Moonshot AI’s open-weights Kimi K2.6 won a 10-model real-time programming contest (Word Gem Puzzle), outscoring Claude Opus 4.7, GPT-5.5, and Gemini Pro 3.1.
Key Takeaways
Kimi K2.6 finished 7-1-0 with 22 match points; Xiaomi’s MiMo V2-Pro was second; all Western frontier labs placed third or lower.
Kimi won via greedy tile-sliding: score each move by new positive-value words unlocked, execute best, repeat – highest cumulative score (77) in the tournament.
MiMo never slid once; it blasted claims from the initial grid in one TCP packet, scoring only on boards where seed words survived the scramble.
Claude and Grok also never slid, which collapsed their scores on 30x30 grids where reconstruction was the only path to points.
Kimi K2.6 scores 54 on the Artificial Analysis Intelligence Index vs. GPT-5.5 at 60 and Claude at 57 – open-weights within a few index points of closed frontier models.

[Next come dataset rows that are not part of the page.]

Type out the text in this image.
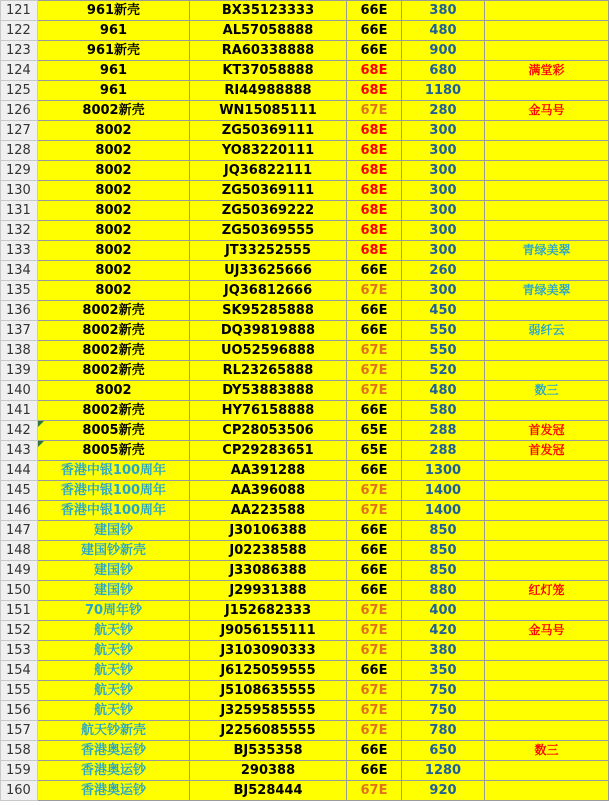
121	961新壳	BX35123333	66E	380	
122	961	AL57058888	66E	480	
123	961新壳	RA60338888	66E	900	
124	961	KT37058888	68E	680	满堂彩
125	961	RI44988888	68E	1180	
126	8002新壳	WN15085111	67E	280	金马号
127	8002	ZG50369111	68E	300	
128	8002	YO83220111	68E	300	
129	8002	JQ36822111	68E	300	
130	8002	ZG50369111	68E	300	
131	8002	ZG50369222	68E	300	
132	8002	ZG50369555	68E	300	
133	8002	JT33252555	68E	300	青绿美翠
134	8002	UJ33625666	66E	260	
135	8002	JQ36812666	67E	300	青绿美翠
136	8002新壳	SK95285888	66E	450	
137	8002新壳	DQ39819888	66E	550	弱纤云
138	8002新壳	UO52596888	67E	550	
139	8002新壳	RL23265888	67E	520	
140	8002	DY53883888	67E	480	数三
141	8002新壳	HY76158888	66E	580	
142	8005新壳	CP28053506	65E	288	首发冠
143	8005新壳	CP29283651	65E	288	首发冠
144	香港中银100周年	AA391288	66E	1300	
145	香港中银100周年	AA396088	67E	1400	
146	香港中银100周年	AA223588	67E	1400	
147	建国钞	J30106388	66E	850	
148	建国钞新壳	J02238588	66E	850	
149	建国钞	J33086388	66E	850	
150	建国钞	J29931388	66E	880	红灯笼
151	70周年钞	J152682333	67E	400	
152	航天钞	J9056155111	67E	420	金马号
153	航天钞	J3103090333	67E	380	
154	航天钞	J6125059555	66E	350	
155	航天钞	J5108635555	67E	750	
156	航天钞	J3259585555	67E	750	
157	航天钞新壳	J2256085555	67E	780	
158	香港奥运钞	BJ535358	66E	650	数三
159	香港奥运钞	290388	66E	1280	
160	香港奥运钞	BJ528444	67E	920	
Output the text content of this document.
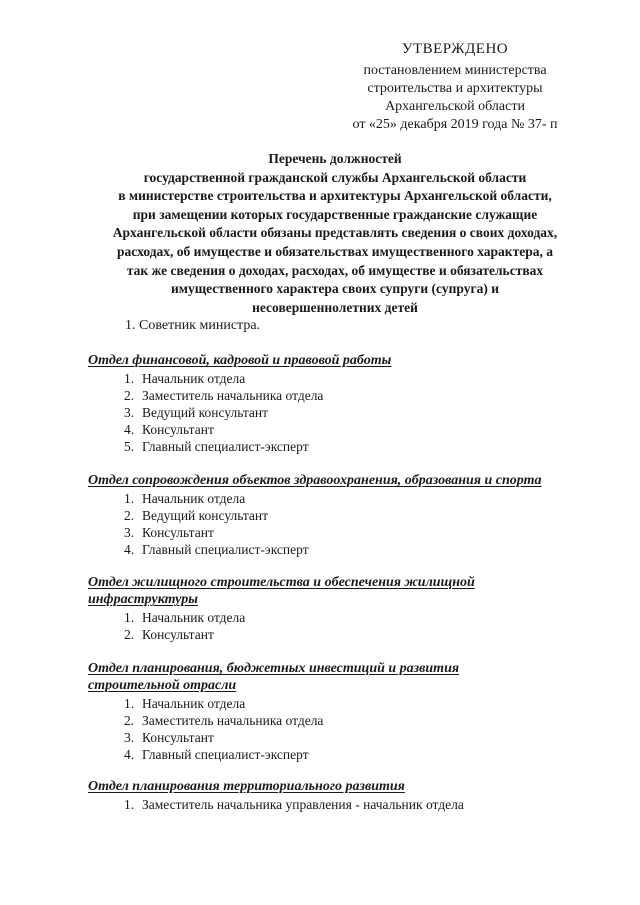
УТВЕРЖДЕНО
постановлением министерства
строительства и архитектуры
Архангельской области
от «25» декабря 2019 года № 37- п
Перечень должностей
государственной гражданской службы Архангельской области
в министерстве строительства и архитектуры Архангельской области,
при замещении которых государственные гражданские служащие
Архангельской области обязаны представлять сведения о своих доходах,
расходах, об имуществе и обязательствах имущественного характера, а
так же сведения о доходах, расходах, об имуществе и обязательствах
имущественного характера своих супруги (супруга) и
несовершеннолетних детей
1. Советник министра.
Отдел финансовой, кадровой и правовой работы
1. Начальник отдела
2. Заместитель начальника отдела
3. Ведущий консультант
4. Консультант
5. Главный специалист-эксперт
Отдел сопровождения объектов здравоохранения, образования и спорта
1. Начальник отдела
2. Ведущий консультант
3. Консультант
4. Главный специалист-эксперт
Отдел жилищного строительства и обеспечения жилищной
инфраструктуры
1. Начальник отдела
2. Консультант
Отдел планирования, бюджетных инвестиций и развития
строительной отрасли
1. Начальник отдела
2. Заместитель начальника отдела
3. Консультант
4. Главный специалист-эксперт
Отдел планирования территориального развития
1. Заместитель начальника управления - начальник отдела
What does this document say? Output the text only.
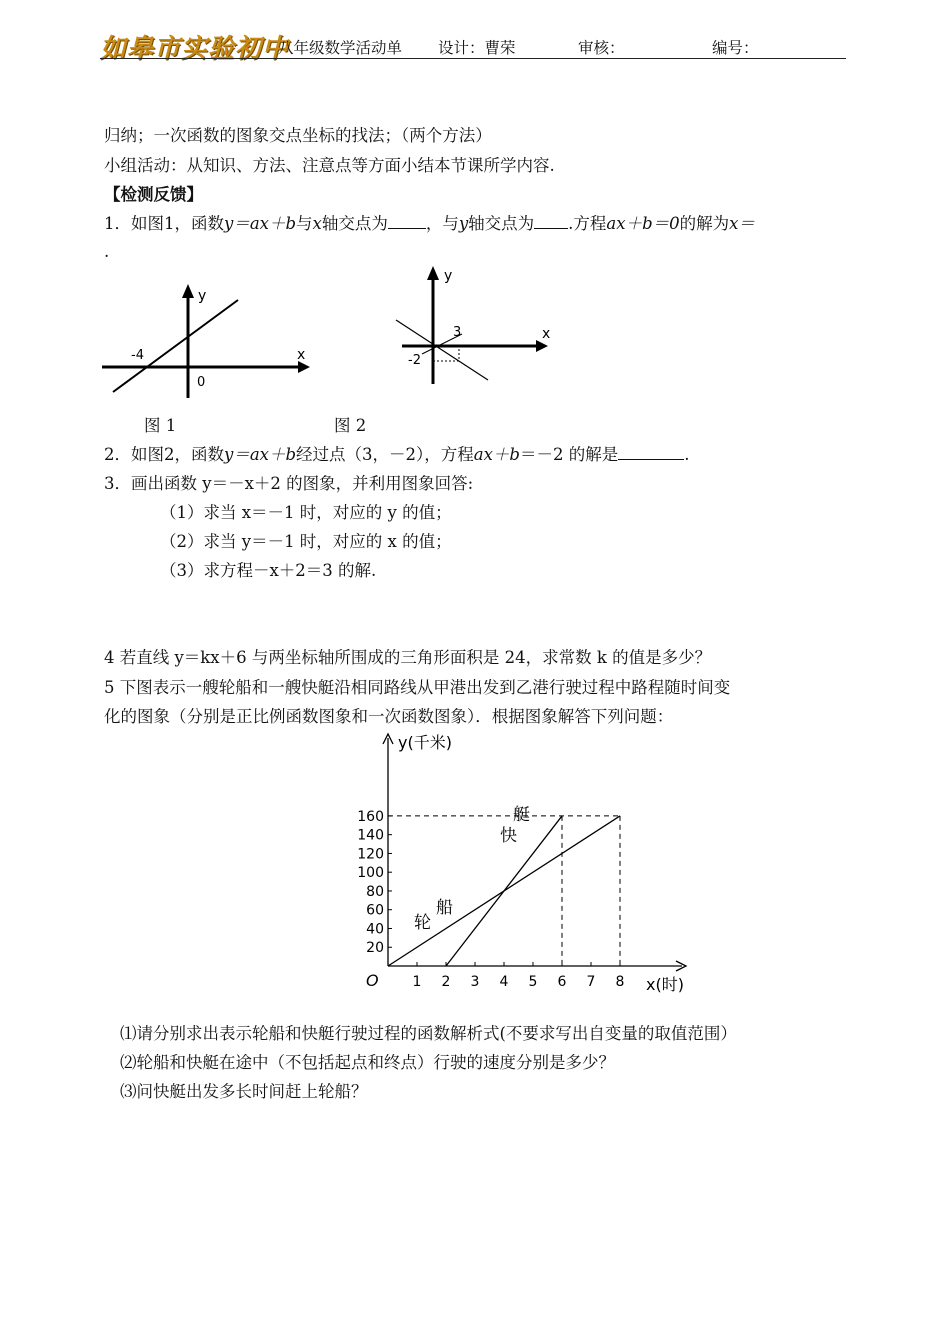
如皋市实验初中
八年级数学活动单 设计：曹荣	审核：	编号：
归纳；一次函数的图象交点坐标的找法；（两个方法）
小组活动：从知识、方法、注意点等方面小结本节课所学内容.
【检测反馈】
1．如图1，函数y＝ax＋b与x轴交点为 ，与y轴交点为 .方程ax＋b＝0的解为x＝
.
y
x
-4
0
图 1
y
x
3
-2
图 2
2．如图2，函数y＝ax＋b经过点（3，－2），方程ax＋b＝－2 的解是	.
3．画出函数 y＝－x＋2 的图象，并利用图象回答:
（1）求当 x＝－1 时，对应的 y 的值；
（2）求当 y＝－1 时，对应的 x 的值；
（3）求方程－x＋2＝3 的解.
4 若直线 y＝kx＋6 与两坐标轴所围成的三角形面积是 24，求常数 k 的值是多少？
5 下图表示一艘轮船和一艘快艇沿相同路线从甲港出发到乙港行驶过程中路程随时间变
化的图象（分别是正比例函数图象和一次函数图象）．根据图象解答下列问题：
y(千米)
x(时)
O
20
40
60
80
100
120
140
160
1 2 3 4 5 6 7 8
轮
船
快
艇
⑴请分别求出表示轮船和快艇行驶过程的函数解析式(不要求写出自变量的取值范围）
⑵轮船和快艇在途中（不包括起点和终点）行驶的速度分别是多少？
⑶问快艇出发多长时间赶上轮船？
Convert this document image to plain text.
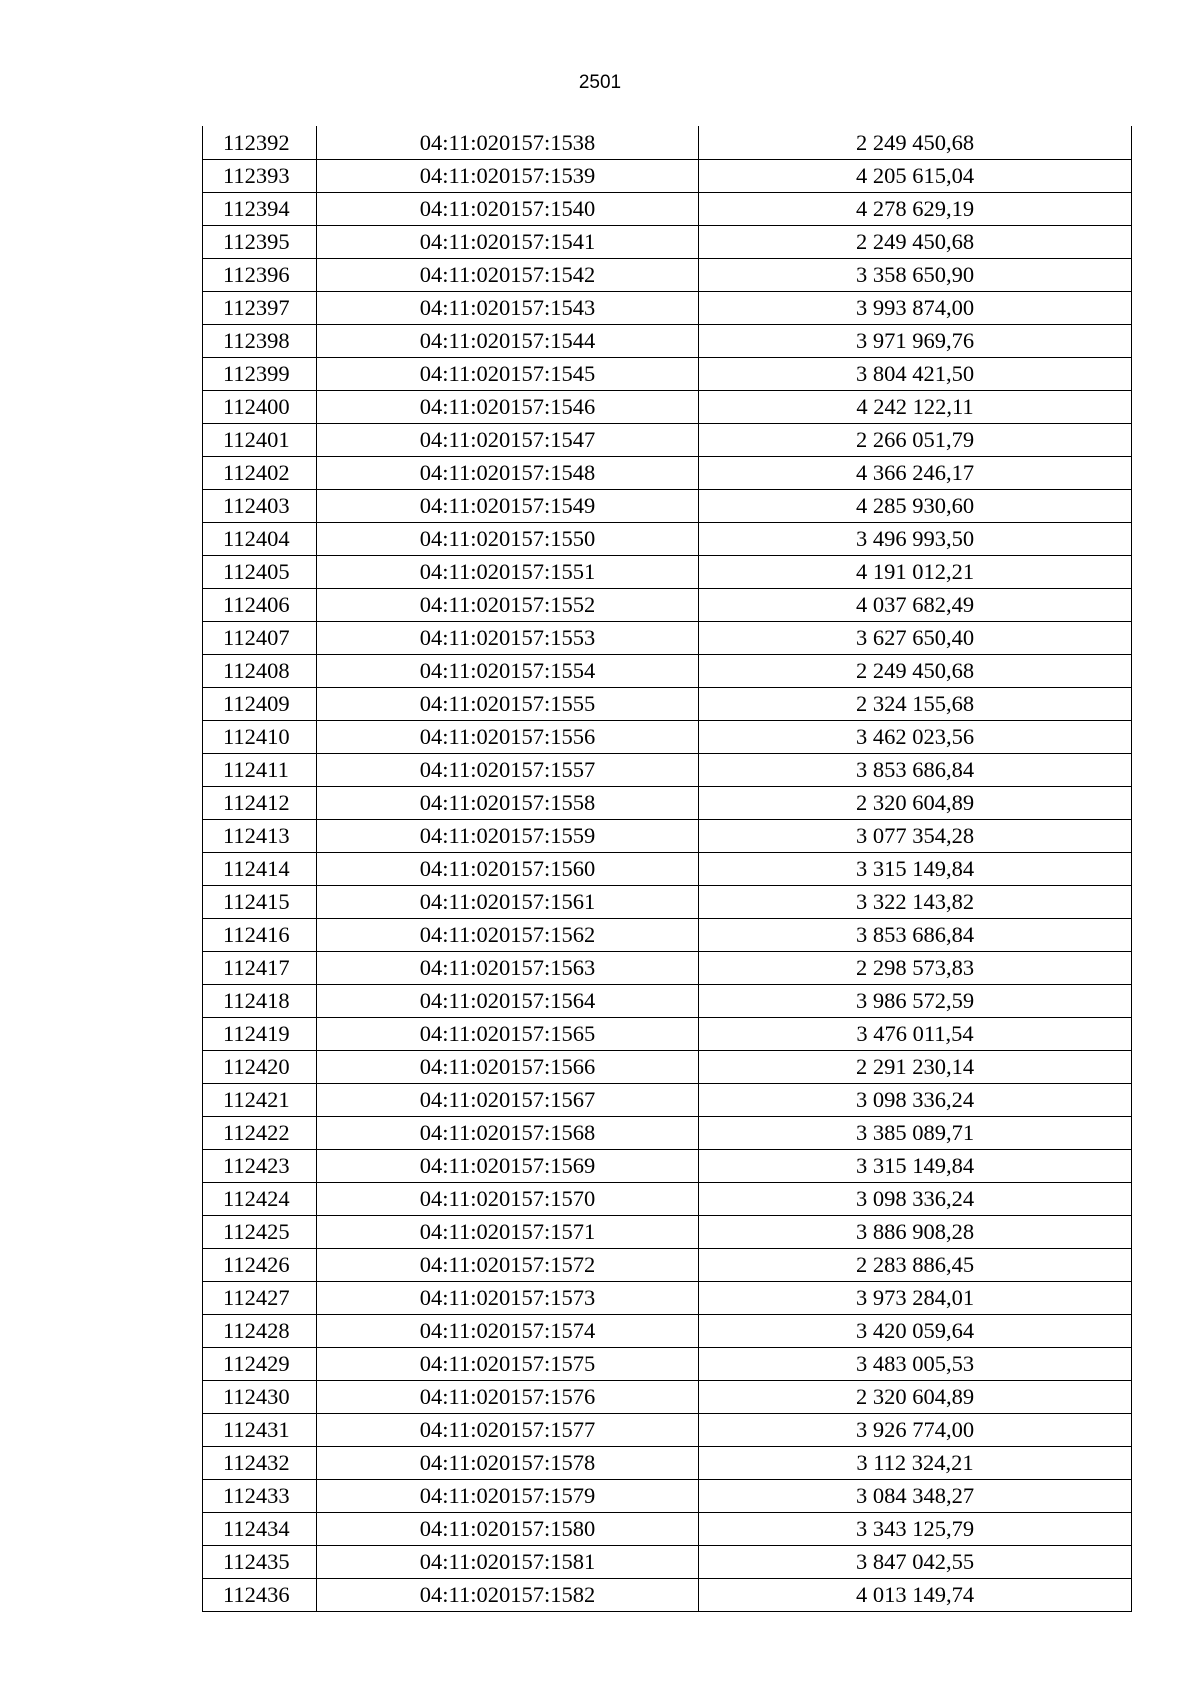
2501
112392	04:11:020157:1538	2 249 450,68
112393	04:11:020157:1539	4 205 615,04
112394	04:11:020157:1540	4 278 629,19
112395	04:11:020157:1541	2 249 450,68
112396	04:11:020157:1542	3 358 650,90
112397	04:11:020157:1543	3 993 874,00
112398	04:11:020157:1544	3 971 969,76
112399	04:11:020157:1545	3 804 421,50
112400	04:11:020157:1546	4 242 122,11
112401	04:11:020157:1547	2 266 051,79
112402	04:11:020157:1548	4 366 246,17
112403	04:11:020157:1549	4 285 930,60
112404	04:11:020157:1550	3 496 993,50
112405	04:11:020157:1551	4 191 012,21
112406	04:11:020157:1552	4 037 682,49
112407	04:11:020157:1553	3 627 650,40
112408	04:11:020157:1554	2 249 450,68
112409	04:11:020157:1555	2 324 155,68
112410	04:11:020157:1556	3 462 023,56
112411	04:11:020157:1557	3 853 686,84
112412	04:11:020157:1558	2 320 604,89
112413	04:11:020157:1559	3 077 354,28
112414	04:11:020157:1560	3 315 149,84
112415	04:11:020157:1561	3 322 143,82
112416	04:11:020157:1562	3 853 686,84
112417	04:11:020157:1563	2 298 573,83
112418	04:11:020157:1564	3 986 572,59
112419	04:11:020157:1565	3 476 011,54
112420	04:11:020157:1566	2 291 230,14
112421	04:11:020157:1567	3 098 336,24
112422	04:11:020157:1568	3 385 089,71
112423	04:11:020157:1569	3 315 149,84
112424	04:11:020157:1570	3 098 336,24
112425	04:11:020157:1571	3 886 908,28
112426	04:11:020157:1572	2 283 886,45
112427	04:11:020157:1573	3 973 284,01
112428	04:11:020157:1574	3 420 059,64
112429	04:11:020157:1575	3 483 005,53
112430	04:11:020157:1576	2 320 604,89
112431	04:11:020157:1577	3 926 774,00
112432	04:11:020157:1578	3 112 324,21
112433	04:11:020157:1579	3 084 348,27
112434	04:11:020157:1580	3 343 125,79
112435	04:11:020157:1581	3 847 042,55
112436	04:11:020157:1582	4 013 149,74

Hacker News Comment Review
Commenters broadly flagged that a single novel-protocol contest is a narrow signal; performance on 3D spatial reasoning, long-context, and tool-use tasks tells a different story for Kimi.
Debate split between “open-weights parity is real and accelerating” and “task-specific wins don’t generalize” – both sides cite their own internal evals with contradictory conclusions.
Practical operators noted the scoring penalty for short words as a proxy for instruction-following under structured constraints, with Muse’s -15,309 score cited as a concrete failure mode worth watching for production deployments.
Notable Comments
@sieve: Reports Kimi consistently beat Sonnet on a real C+Python compiler/VM project on OpenCode Go plan, never hitting context limits.
@ponyous: Kimi fails on 3D model code generation evals – “lacks spatial understanding and makes many more code errors before it succeeds.”